Health Canada’s internal management expenditures are also increasingly seen as a drain on the overall pot of monies available for Aboriginal health spending, a concern which reinforces calls for community control of budgets, Barker adds.
Further compounding the issue is that communities that take responsibility for their health systems have their health budgets essentially frozen under a 2% increase ceiling that the federal government has imposed on communities that take control of some health care services, Barker says. “In theory, transfer should work to benefit health conditions but there are many severe financial barriers. For instance, a lot of the communities that have transferred control [from Ottawa] no longer qualify for nursing stations.”
Yet, the study delivers a vital message that nursing stations represent “a good model of primary health care in remote communities,” says Kue Young, a University of Toronto epidemiologist specializing in Aboriginal health. “Unfortunately, First Nations communities and their political leadership increasingly view this as second-class care — that only physicians and hospitals are acceptable, regardless of remoteness or population size.”

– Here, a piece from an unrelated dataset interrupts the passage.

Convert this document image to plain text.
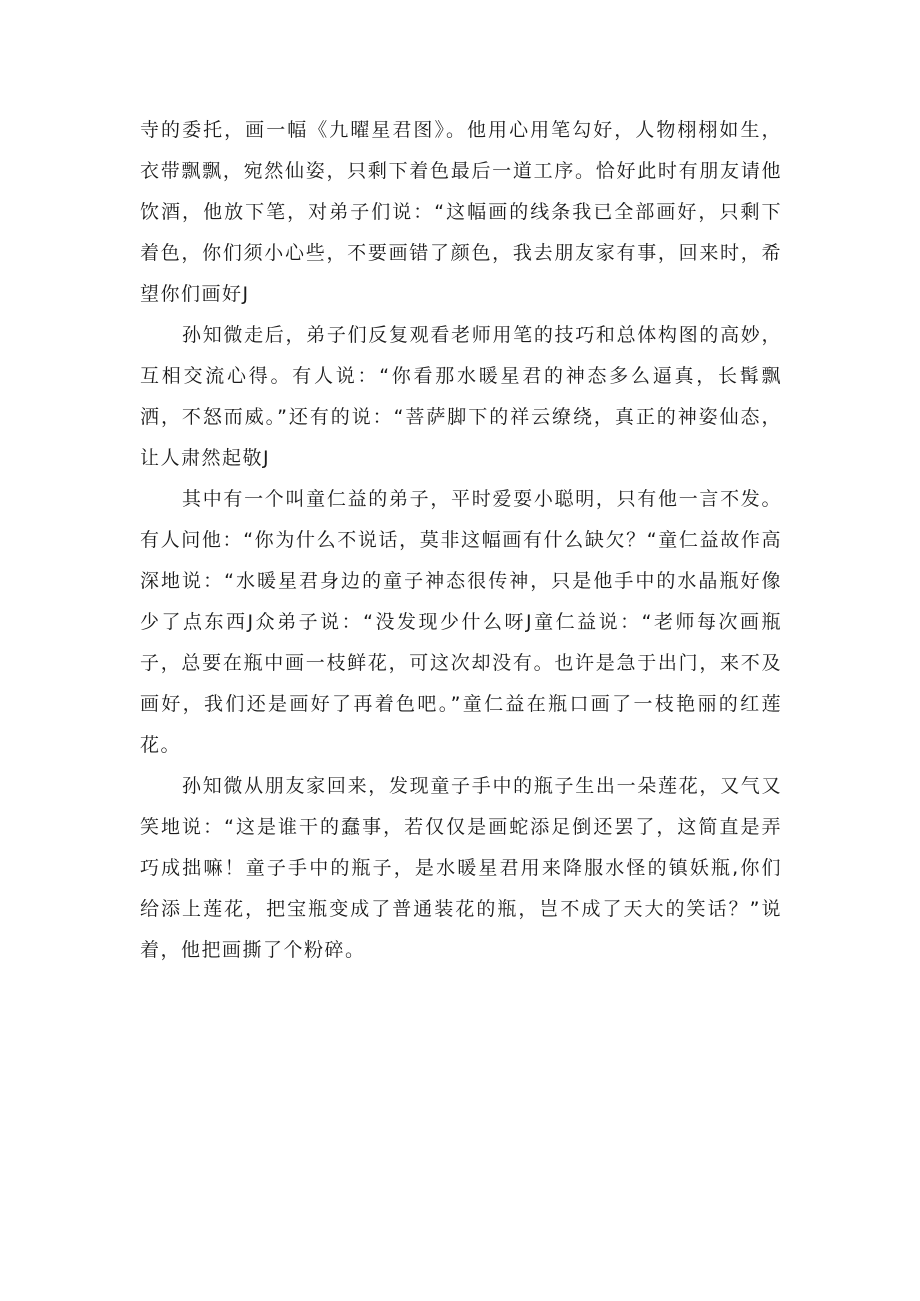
寺的委托，画一幅《九曜星君图》。他用心用笔勾好，人物栩栩如生，衣带飘飘，宛然仙姿，只剩下着色最后一道工序。恰好此时有朋友请他饮酒，他放下笔，对弟子们说：“这幅画的线条我已全部画好，只剩下着色，你们须小心些，不要画错了颜色，我去朋友家有事，回来时，希望你们画好J

孙知微走后，弟子们反复观看老师用笔的技巧和总体构图的高妙，互相交流心得。有人说：“你看那水暖星君的神态多么逼真，长髯飘洒，不怒而威。”还有的说：“菩萨脚下的祥云缭绕，真正的神姿仙态，让人肃然起敬J

其中有一个叫童仁益的弟子，平时爱耍小聪明，只有他一言不发。有人问他：“你为什么不说话，莫非这幅画有什么缺欠？“童仁益故作高深地说：“水暖星君身边的童子神态很传神，只是他手中的水晶瓶好像少了点东西J众弟子说：“没发现少什么呀J童仁益说：“老师每次画瓶子，总要在瓶中画一枝鲜花，可这次却没有。也许是急于出门，来不及画好，我们还是画好了再着色吧。”童仁益在瓶口画了一枝艳丽的红莲花。

孙知微从朋友家回来，发现童子手中的瓶子生出一朵莲花，又气又笑地说：“这是谁干的蠢事，若仅仅是画蛇添足倒还罢了，这简直是弄巧成拙嘛！童子手中的瓶子，是水暖星君用来降服水怪的镇妖瓶,你们给添上莲花，把宝瓶变成了普通装花的瓶，岂不成了天大的笑话？”说着，他把画撕了个粉碎。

Young also cautions that data contraints may undermine the study’s findings. “The authors actually have not shown that there are no pre-existing health status differences among the communities.”
Smylie also worries about data quality: “I have a bit of an allergy to using postal codes for an Aboriginal ethnic identifier,” she says. “It could actually be community size, community location, or community economics that predicts the health outcomes and not the type of health service.”
John O’Neil, one of the study’s coauthors and head of the Health Sciences Faculty at Simon Fraser University in Vancouver, says comparing health outcomes among communities that opt for varying degrees of local control “is an incredibly complicated methodological problem. It’s been addressed as carefully as possible in this study. But are we looking at a self-selected group of communities who have taken control? To be frank, I don’t know if we can answer that. It’s a limitation.”
Lavoie and O’Neil are currently working with the BC First Nations Health Council to mount a provincial study to test whether the Manitoba results can be generalized to other provinces. — Paul Webster, Toronto, Ont.